The granting of mortgages continues to slow down with fixed interest rates down

The weight of the fixed rate mortgages to finance the acquisition of households keep losing weight by assuming 63.9% of all signedcompared to 36.1% of variable interest, according to data from March Statistics National Institute (INE). The proportion of new mortgages at a fixed rate is the highest since May 2021. Added to all this is the slowdown in the granting of loans to finance the purchase of real estate as a result of the increase in interest rates.

Since last summer, loans to finance housing with a fixed interest, which reached their all-time highthey have fallen about 10 points in terms of their proportion over the total, and they are giving up ground that those of variable type. In any case, within these, the ones that stand out, although they are not counted by the INE statistics, are the mixed mortgagesin which the first five or 10 years, the period in which the financial burden weighs the most, keep the interest fixed.

On home mortgages at variable interest, the initial average interest is 2.72% and in those for fixed rate mortgages, 3.15%. The banks offer more attractive conditions in variable and mixed than in fixed, in which you have to be anchored for a period of 20 or 30 years at a rate that is above 3% and close to 4% and even exceeds it in some cases, to around 5%. All this discourages the contracting of this type of mortgage.

In mortgages constituted on homes, the average interest rate, which includes both variable and fixed rates, is 2.99% and the average term is 25 yearss. In March of last year it was 1.80%, which reflects the impact of the rise in interest rates by the European Central Bank (ECB)which began in July last year to combat escalating inflation.

The data reveals a slowdown in the property market after interest rate hikes were passed through to the euribor, the main reference for variable interest mortgages, which continues its trend towards 4%. In April of last year, this reference entered positive territory after being negative since 2016. The monetary authorities admit that the process of increases could be coming to an end, but at the same time they highlight that the price of money at current levels will last for an “extended” period until reaching the goal of inflation of 2% in the medium term.

And the slowdown, which the Bank of Spain expects will produce a “soft landing” in prices, is also seen in the number of mortgages constituteds on housing that in March was 36,182, 15.7% less than a year ago, although it advanced 0.8% compared to the previous month. And its average amount, of 142,663 euros, with a decrease of 1.5%. The impact on the market is noticeable, since the increases in the number of home mortgages granted in the months of March 2021 and 2022 compared to the previous month were 15.4% and 17.2%, respectively, while this year it was only 0.8%.

Related news

With the year-on-year decline in March, the home mortgage firm chains two months of negative rates after the fall of 2% that was recorded in Februarywhile accumulates a year-on-year drop of 5.6% in the first quarter.

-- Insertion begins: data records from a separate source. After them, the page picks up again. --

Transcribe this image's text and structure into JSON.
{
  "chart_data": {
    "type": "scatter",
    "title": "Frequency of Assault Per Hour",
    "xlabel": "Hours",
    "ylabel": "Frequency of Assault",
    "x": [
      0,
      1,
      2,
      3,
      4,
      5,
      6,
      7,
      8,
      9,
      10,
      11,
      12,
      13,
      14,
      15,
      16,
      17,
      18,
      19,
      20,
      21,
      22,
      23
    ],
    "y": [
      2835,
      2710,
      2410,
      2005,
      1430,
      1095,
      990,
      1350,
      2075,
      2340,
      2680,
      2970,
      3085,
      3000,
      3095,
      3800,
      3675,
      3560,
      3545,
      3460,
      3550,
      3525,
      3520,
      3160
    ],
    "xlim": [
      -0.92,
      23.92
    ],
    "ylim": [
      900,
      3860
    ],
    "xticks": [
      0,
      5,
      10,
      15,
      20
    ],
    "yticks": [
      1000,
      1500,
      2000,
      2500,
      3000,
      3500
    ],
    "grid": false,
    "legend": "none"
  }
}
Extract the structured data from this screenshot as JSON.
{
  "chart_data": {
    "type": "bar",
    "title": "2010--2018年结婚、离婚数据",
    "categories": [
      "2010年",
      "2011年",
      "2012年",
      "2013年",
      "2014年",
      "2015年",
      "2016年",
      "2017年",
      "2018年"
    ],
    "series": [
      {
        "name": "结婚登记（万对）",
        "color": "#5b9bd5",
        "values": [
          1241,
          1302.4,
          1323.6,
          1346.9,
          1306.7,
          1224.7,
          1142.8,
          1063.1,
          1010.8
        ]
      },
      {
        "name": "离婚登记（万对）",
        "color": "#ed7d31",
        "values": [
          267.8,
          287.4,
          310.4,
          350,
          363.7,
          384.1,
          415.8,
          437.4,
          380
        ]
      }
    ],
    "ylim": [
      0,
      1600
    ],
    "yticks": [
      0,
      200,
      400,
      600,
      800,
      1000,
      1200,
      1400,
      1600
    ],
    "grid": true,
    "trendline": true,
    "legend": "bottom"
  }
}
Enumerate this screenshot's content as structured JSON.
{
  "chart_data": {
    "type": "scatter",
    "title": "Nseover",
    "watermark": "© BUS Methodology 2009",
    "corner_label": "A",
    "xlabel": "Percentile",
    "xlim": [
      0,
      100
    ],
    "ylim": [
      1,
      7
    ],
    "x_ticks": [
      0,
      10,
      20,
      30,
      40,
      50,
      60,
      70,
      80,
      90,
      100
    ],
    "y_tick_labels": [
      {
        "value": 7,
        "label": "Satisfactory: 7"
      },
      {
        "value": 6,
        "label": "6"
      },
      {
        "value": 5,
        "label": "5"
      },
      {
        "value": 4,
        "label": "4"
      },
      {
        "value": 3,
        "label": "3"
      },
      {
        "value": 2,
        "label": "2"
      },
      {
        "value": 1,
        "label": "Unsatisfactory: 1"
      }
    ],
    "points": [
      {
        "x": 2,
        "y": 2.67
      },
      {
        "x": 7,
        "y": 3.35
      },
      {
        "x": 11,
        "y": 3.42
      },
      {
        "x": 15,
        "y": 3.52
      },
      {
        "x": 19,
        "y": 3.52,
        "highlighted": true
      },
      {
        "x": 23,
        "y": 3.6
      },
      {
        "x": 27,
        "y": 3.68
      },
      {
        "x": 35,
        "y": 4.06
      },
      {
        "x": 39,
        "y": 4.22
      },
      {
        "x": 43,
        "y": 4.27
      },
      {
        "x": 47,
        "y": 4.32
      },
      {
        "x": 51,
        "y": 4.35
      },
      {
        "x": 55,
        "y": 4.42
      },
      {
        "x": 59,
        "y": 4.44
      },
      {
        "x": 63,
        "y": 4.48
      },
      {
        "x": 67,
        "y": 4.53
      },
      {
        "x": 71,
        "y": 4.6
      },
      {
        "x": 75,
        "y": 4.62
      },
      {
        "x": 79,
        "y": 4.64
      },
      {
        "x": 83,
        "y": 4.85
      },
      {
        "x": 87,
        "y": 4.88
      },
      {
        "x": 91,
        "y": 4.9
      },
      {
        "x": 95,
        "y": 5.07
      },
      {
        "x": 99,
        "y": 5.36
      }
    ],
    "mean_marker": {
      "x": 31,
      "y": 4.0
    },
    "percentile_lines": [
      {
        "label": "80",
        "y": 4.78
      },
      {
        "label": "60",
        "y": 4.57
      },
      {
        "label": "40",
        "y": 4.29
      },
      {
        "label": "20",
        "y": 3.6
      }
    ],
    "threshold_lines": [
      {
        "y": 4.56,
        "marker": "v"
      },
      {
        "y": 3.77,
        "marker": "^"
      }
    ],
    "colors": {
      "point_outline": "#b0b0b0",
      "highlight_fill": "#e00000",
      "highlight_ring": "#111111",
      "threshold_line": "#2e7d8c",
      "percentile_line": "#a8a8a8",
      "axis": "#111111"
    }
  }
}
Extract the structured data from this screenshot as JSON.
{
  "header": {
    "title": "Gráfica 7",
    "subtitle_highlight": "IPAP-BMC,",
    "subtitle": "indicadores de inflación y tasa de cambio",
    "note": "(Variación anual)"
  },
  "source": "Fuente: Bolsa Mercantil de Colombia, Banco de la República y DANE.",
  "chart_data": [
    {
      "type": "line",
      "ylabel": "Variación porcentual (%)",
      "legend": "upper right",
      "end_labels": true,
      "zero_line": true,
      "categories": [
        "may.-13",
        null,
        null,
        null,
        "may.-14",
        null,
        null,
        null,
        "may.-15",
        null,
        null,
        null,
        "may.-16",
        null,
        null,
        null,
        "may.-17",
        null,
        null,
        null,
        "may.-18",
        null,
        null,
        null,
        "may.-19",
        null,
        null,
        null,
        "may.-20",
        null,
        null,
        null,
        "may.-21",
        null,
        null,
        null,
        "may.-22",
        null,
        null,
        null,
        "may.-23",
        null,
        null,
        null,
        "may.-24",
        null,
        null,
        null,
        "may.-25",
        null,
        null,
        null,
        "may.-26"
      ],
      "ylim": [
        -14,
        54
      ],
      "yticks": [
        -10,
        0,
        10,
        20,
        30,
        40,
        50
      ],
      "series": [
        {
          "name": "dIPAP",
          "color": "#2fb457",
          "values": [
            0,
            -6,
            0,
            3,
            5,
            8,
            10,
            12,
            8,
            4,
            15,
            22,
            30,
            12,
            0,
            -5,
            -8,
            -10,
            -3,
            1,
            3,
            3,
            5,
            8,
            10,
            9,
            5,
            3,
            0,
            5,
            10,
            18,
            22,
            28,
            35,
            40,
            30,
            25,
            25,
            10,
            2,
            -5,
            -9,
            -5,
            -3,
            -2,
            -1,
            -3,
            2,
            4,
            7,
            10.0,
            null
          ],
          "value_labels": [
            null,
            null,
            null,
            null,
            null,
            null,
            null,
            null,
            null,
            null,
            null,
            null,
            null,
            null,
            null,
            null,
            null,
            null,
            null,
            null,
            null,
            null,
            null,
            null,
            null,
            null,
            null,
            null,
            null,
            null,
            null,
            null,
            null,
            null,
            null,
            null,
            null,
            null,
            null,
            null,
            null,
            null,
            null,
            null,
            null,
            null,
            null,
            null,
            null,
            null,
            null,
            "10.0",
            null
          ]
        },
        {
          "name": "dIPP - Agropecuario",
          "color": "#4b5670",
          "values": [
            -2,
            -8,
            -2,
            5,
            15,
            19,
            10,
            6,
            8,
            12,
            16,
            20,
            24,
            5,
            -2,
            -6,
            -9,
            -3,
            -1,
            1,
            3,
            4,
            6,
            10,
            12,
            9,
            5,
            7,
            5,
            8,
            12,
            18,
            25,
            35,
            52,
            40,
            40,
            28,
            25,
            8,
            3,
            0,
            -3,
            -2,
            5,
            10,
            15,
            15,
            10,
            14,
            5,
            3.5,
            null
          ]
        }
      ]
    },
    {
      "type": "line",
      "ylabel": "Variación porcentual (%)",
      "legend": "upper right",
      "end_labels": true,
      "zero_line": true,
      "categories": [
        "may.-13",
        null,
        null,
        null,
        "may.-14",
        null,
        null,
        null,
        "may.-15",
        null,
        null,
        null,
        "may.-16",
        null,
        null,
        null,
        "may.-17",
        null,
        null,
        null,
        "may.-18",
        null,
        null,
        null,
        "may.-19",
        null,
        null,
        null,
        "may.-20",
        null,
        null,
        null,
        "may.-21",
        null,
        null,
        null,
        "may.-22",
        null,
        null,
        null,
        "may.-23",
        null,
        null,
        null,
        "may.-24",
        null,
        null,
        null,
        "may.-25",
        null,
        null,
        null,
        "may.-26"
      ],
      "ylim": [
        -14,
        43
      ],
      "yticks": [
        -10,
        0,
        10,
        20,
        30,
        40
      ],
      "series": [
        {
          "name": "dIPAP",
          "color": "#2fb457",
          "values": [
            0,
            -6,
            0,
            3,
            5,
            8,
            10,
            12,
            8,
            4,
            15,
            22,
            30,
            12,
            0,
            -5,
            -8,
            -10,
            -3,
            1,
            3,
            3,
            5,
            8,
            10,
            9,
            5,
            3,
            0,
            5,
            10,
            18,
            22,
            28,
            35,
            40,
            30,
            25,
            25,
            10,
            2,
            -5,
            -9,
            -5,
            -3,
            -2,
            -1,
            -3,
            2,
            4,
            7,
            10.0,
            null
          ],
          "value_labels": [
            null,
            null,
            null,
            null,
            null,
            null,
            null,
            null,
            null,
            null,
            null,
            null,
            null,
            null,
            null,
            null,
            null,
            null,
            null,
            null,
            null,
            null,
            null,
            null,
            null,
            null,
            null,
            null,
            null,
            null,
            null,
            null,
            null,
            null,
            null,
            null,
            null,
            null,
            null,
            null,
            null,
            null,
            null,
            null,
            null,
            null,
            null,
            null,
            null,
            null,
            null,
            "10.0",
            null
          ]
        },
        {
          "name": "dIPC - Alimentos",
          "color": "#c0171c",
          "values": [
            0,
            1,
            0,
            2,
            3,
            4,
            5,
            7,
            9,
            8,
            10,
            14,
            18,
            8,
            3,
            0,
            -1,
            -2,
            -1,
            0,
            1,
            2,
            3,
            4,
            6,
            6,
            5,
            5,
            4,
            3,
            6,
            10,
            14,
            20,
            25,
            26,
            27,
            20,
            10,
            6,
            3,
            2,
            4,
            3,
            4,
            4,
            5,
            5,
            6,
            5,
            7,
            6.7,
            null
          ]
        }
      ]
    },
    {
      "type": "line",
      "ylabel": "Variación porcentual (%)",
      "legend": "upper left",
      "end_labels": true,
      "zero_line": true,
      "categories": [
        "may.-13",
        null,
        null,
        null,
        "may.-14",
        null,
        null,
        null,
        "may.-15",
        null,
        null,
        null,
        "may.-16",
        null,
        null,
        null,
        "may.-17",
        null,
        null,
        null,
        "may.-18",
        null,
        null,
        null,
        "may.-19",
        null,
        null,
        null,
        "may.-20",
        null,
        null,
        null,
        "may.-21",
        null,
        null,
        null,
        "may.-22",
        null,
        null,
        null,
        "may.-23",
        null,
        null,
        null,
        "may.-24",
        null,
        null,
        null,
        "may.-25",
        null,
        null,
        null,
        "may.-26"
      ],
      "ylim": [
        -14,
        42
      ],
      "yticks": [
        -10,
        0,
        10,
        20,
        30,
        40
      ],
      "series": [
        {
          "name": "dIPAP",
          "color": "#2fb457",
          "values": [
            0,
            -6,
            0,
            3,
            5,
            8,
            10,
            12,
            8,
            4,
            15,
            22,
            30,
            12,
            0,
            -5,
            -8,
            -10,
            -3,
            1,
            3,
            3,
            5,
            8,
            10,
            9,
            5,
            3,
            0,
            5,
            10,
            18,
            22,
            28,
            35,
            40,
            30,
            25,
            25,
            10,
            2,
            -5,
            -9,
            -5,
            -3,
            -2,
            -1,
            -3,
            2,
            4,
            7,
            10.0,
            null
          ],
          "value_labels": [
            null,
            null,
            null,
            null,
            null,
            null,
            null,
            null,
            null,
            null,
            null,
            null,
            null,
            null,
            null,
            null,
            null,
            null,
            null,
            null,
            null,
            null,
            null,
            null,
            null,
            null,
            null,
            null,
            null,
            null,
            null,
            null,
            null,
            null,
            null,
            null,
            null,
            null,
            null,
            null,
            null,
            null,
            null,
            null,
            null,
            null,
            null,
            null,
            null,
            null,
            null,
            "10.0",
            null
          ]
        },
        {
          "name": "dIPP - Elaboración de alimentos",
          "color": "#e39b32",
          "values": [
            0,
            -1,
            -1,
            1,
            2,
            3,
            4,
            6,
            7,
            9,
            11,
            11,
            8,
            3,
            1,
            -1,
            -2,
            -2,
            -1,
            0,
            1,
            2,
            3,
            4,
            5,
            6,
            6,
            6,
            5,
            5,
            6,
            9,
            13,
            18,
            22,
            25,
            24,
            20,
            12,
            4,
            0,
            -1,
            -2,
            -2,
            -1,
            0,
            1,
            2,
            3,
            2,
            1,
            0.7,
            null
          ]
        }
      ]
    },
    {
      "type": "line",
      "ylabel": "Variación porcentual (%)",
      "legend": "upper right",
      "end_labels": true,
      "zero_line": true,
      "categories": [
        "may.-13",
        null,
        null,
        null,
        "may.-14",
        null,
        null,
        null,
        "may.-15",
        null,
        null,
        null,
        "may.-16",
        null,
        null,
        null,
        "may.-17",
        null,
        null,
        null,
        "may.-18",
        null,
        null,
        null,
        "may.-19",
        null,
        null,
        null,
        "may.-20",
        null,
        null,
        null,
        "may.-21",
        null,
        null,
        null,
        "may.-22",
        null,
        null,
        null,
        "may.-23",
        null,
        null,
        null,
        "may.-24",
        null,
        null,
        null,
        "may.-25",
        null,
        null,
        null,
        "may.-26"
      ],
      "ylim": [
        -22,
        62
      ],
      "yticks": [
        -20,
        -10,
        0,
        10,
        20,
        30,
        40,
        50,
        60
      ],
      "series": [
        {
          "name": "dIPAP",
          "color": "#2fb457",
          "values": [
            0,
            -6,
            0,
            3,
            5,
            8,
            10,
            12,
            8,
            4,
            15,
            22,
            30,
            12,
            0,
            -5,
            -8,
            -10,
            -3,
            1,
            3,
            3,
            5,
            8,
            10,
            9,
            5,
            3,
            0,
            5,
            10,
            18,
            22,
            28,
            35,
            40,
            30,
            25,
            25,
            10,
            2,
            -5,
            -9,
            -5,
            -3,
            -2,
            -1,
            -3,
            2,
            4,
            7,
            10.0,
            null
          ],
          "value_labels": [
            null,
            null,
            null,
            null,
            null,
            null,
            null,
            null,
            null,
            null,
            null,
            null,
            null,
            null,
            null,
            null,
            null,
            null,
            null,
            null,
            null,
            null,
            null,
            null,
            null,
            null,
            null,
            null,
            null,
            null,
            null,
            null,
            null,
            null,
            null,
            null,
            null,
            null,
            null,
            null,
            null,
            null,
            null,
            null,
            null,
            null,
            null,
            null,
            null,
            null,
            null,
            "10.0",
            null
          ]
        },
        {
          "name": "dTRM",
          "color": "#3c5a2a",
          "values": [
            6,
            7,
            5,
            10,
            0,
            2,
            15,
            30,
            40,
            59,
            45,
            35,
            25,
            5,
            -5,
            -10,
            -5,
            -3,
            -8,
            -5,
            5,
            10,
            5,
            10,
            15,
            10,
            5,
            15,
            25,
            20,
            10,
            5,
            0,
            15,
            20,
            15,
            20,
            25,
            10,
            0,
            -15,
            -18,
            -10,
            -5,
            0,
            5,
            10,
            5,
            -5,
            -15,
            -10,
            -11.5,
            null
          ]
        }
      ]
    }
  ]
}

Financial institutions have tightened the granting of this type of loan, which, in turn, is less attractive after the increase in the legal price of money from 0% to 3.75% in just 10 months, the largest and fastest increase in the history of the euro This evolution has already been transferred to the market for months, as the Bank of Spain admits and reflects the survey on bank loans of the ECB referring to the first quarter of the current year.

Analysts predict that the 12-month Euribor will peak at around 4%, while at the end of next year it could drop to around half. panel funcas, which includes estimates from 19 study services, predicts that this indicator will reach 4.25% this year and 4% next year. This evolution, which on some occasions has been zigzagging when there have been possibilities that the increases would slow down, will be closely linked to that recorded by the interest rates set by the ECB.